What is {term}? Physical Capital

Physical capital is one of the three main factors of production in economic theory. It consists of manmade goods that assist in the production process, for example, machinery, office supplies, transportation and computers.

BREAKING DOWN Physical Capital

In economic theory, factors of production are the inputs required to engage in the production of goods or services in pursuit of profit. Economists have not agreed on the exact delineation of each category; however, they generally agree that there are three main factors of production.

  • Land or natural resources. These factors include the land on which factories, shipping facilities or stores are built and the natural resources of a production process such as the corn needed to make tortilla chips or the iron ore used to make steel.
  • Human capital. This factor includes labor and other resources that humans can provide - education, experience or unique skills - that contribute to the production process.
  • Physical capital.

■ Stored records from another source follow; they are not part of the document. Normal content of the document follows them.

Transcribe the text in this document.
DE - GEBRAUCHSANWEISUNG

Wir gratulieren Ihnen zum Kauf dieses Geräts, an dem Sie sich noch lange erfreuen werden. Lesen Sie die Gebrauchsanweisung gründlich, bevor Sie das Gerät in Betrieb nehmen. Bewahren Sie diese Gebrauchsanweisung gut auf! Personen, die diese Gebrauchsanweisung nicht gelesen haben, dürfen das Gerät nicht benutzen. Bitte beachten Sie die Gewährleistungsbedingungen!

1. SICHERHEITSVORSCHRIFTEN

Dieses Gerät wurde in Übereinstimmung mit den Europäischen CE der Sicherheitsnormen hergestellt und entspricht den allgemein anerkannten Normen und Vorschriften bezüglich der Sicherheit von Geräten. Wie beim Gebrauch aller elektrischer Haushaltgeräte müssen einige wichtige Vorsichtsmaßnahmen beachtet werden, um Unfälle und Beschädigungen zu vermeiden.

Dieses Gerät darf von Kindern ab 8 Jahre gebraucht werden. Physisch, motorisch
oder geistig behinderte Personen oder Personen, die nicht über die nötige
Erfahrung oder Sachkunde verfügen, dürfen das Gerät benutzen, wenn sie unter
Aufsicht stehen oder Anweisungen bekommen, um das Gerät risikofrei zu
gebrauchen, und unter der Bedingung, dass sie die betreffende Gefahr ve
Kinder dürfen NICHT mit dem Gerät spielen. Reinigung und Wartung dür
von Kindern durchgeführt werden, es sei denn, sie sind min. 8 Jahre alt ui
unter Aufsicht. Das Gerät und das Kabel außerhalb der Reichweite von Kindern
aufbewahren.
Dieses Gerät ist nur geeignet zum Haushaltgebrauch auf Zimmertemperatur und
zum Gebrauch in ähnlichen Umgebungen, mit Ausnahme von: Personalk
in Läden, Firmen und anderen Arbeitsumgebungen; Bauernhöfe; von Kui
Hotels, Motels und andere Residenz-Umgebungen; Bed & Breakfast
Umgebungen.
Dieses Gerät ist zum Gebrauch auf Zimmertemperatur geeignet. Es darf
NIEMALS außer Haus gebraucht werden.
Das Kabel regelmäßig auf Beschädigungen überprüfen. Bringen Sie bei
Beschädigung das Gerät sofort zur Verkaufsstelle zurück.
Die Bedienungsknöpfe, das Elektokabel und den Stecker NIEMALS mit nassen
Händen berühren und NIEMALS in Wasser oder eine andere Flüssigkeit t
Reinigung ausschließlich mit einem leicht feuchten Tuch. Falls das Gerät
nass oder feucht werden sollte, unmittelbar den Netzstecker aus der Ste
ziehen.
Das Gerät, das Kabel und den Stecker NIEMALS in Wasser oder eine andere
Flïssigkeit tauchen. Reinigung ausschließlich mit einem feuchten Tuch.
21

This factor includes manmade goods that enable the production process such as machinery, buildings, computers and other goods needed for the production process to run smoothly.

Physical Capital and Firms

New or startup companies invest in physical capital early in their lifecycle, often before they have produced a single good or secured their first client.  For example, a company that manufactures microwave ovens must make several investments before it can sell a single microwave; the company must build a factory, purchase the machinery it needs to manufacture the product and it must manufacture some sample microwaves before any stores will carry their product.

The accumulation of physical capital with established firms and the associated investment required can pose a significant barrier to entry for new companies, particularly those in manufacturing-intensive industries. The diversification of physical capital is a measure of the level of diversification in a particular industry. From the perspective of physical capital, starting a new law firm is much easier than opening a new manufacturing plant. Theoretically, an attorney would need only an office, a phone and a computer. Consequently, law firms outnumber steel manufacturers by a significant margin.

Evaluating Physical Capital

Experts agree that physical capital is an important consideration in a company's valuation, but it is also one of the most difficult assets to evaluate. Fixed capital, for example, manufacturing machinery, has long-term value and is relatively illiquid because it is usually designed to fulfill a particular purpose. On the other hand, the value of physical capital can change over time or increase in value if the asset itself is upgraded or there are changes to the firm that affect its value.